Cross caught his fingers. “I’m sorry that happened to you. Mike and your parents—”
“Yeah, well, me too,” Rusty interrupted. “But it means I know how fucked up I was at first. I figure you are too. So no making big decisions yet, right?”
“I suppose.”
Rusty squeezed Cross’s hand. “Right. One day at a time.” He remembered how he’d felt, standing in front of his parents after they’d reassured him that he could be not-gay if he only tried.

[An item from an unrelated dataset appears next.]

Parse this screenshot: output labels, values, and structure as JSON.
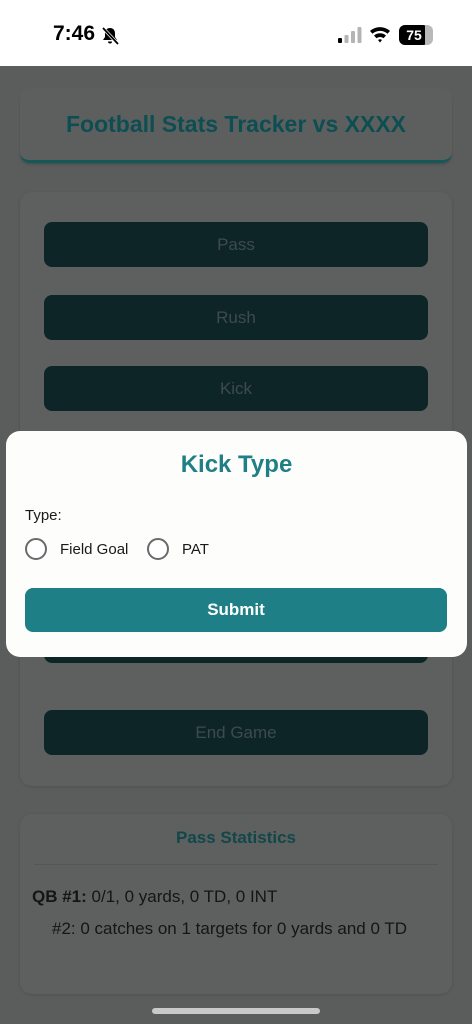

Remembered that moment when he told his mother he’d been gay long before his brother Mike even knew what his balls were for.
The moment when he moved from their misled-but-loved son to someone so evil, so alien, he couldn’t even be allowed to say goodbye to his younger brothers.
He’d driven to Scott’s ranch on autopilot, and there’d been a moment when he almost drove on past. Almost kept going down the road until his gas or his money ran out, and he trashed his future in that dark, blind pit. “I almost made some really fucked up choices at first.”
“I have a lot of resources you didn’t,” Cross murmured.
“Uh huh, but will you use them? Or will you tell me and Marie you’re fine and to fuck off, you don’t need us?”
Cross’s lips twisted, and Rusty bent for another kiss before either of them said something they couldn’t come back from.
“I’m sorry. Sometimes I think you’re too independent for your own good, but I didn’t come up here to give you a hard time.
I came to see if I could do anything, even if it’s just take your mind off shit for a while.
You want to, I don’t know, watch some game tape, or tell me about when you were a green rookie and all the mistakes you made? ”
Cross pulled his fingers from Rusty’s grip. “So I have to do all the talking in this scenario?”